Monday, May 12, 2014

Revenue Finds Leased Employees Properly Accounted for by Taxpayer

Excerpts of Revenue's Determination follow:

Taxpayer is an out-of-state holding company which owns a 100 percent membership interest in several limited liability companies. The LLCs are included as disregarded (pass-through) entities on the Taxpayer's tax returns.

Together with Taxpayer, the disregarded entities operate food and food related businesses in various states including Indiana.
...

Taxpayer has out-of-state "W-2" employees. For purposes of calculating its corporate income tax, these out-of-state employees create a "payroll factor." The audit found that Taxpayer's remaining Indiana and out-of-state employees were "leased employees."

The audit noted that, "Since there are no W-2 employees in Indiana, the reported payroll factor is zero" because Taxpayer did not include the leased employees in the payroll factor on its Indiana corporate tax returns. In effect, Taxpayer reported no Indiana employees on its Indiana corporate tax return.

Because Taxpayer did not include the leased employees on its Indiana corporate tax return, the audit report concluded that:

This leads to an unfair representation of the activity necessary to earn income in Indiana, while diluting the overall apportionment percentage by including only W-2 employees in the denominator.

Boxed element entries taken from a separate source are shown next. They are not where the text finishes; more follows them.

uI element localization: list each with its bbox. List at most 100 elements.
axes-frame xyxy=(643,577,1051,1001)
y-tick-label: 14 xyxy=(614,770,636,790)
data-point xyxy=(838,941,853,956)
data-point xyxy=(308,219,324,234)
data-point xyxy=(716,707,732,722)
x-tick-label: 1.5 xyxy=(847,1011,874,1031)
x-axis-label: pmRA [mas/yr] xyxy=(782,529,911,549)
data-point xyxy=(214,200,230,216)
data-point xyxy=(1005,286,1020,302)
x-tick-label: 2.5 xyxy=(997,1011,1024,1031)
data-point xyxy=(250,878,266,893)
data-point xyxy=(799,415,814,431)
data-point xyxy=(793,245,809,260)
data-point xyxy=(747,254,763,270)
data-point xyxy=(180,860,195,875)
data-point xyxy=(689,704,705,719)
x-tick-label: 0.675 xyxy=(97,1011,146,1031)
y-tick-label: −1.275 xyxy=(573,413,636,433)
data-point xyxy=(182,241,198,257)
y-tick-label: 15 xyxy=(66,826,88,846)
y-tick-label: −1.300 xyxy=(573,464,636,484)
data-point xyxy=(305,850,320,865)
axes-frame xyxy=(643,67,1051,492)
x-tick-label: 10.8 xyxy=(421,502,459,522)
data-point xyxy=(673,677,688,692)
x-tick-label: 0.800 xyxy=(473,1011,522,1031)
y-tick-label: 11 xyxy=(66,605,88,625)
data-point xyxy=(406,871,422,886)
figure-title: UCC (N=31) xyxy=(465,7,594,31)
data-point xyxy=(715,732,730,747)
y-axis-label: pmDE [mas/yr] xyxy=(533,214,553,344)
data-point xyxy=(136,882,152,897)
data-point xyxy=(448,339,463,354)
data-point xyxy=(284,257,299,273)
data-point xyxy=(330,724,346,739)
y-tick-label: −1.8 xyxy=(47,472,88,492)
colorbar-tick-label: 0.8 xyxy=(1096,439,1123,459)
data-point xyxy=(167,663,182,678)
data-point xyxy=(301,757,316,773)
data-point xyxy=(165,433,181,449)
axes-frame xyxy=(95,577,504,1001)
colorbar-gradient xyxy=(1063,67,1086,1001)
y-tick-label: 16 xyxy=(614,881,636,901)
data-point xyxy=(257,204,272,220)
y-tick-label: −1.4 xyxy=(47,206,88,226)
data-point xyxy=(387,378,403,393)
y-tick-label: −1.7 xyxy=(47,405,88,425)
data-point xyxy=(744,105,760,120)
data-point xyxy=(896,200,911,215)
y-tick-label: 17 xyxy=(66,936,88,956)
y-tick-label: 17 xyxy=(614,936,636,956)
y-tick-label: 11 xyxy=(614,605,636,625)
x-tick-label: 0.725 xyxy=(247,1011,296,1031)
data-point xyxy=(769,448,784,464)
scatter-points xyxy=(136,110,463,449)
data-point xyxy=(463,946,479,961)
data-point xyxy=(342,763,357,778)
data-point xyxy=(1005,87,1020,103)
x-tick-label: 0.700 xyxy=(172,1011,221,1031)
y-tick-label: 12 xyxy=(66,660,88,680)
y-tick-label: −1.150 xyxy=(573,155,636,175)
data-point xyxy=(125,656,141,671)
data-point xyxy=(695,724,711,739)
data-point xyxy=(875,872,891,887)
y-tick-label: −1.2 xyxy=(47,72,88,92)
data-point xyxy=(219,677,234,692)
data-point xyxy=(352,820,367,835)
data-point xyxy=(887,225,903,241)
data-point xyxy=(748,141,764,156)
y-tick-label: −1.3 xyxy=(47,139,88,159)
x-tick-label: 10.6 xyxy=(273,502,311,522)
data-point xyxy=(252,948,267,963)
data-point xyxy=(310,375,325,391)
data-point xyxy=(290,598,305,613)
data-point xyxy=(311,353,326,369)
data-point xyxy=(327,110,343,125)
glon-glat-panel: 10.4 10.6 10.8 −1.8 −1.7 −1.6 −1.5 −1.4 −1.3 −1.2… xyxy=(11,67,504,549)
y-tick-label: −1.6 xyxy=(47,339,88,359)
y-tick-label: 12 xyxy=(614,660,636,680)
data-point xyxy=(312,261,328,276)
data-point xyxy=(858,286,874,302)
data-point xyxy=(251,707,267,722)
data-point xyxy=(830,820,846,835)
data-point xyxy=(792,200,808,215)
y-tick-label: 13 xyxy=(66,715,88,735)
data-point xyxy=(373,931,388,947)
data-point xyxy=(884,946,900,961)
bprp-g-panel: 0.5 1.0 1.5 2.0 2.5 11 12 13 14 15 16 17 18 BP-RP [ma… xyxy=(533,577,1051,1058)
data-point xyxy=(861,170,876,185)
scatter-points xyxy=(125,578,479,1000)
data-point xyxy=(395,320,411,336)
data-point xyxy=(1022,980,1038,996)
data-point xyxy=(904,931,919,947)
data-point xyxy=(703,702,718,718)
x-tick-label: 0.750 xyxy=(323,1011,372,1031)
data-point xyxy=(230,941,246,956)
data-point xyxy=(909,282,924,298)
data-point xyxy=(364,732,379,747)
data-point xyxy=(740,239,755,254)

The audit report stated that the failure to include the leased employees in its apportionment formula "leads to an unfair representation of the activity necessary to earn income in Indiana while diluting the overall apportionment percentage by including only W-2 employees in the denominator." As a result, the audit concluded that, "[T]he payroll factor is being adjusted based on the [T]axpayer having both W-2 employees and also leased employees."
(Emphasis added).

Taxpayer cites to 45 IAC 3.1-1-63 which states in part:

Where in the computation of the property, payroll or sales factors, the taxpayer has not assigned part of its property, payroll, or sales to any state, the Department may require the exclusion of the unassigned property, payroll or sales from the denominator of the appropriate factor in order to prevent distortion of the apportionment.
...

The audit included the leased employees in the payroll factor based on IC § 6-3-2-2(l), (m). However, given that Taxpayer is not the immediate employer of the employees and that the leased employees' compensation is accounted for in Food Services' Indiana tax returns, it is unnecessary to take additional steps to "effectuate an equitable allocation and apportionment of the [T]axpayer's income" by including those same amounts in Taxpayer's own apportionment formula. Under these particular circumstances, Taxpayer has met its burden under IC § 6-8.1-5-1(c) of establishing that its original return fairly reflects and reports the income derived from sources within Indiana and that these are not the "limited and unusual circumstances" which justify departing from the standard apportionment model.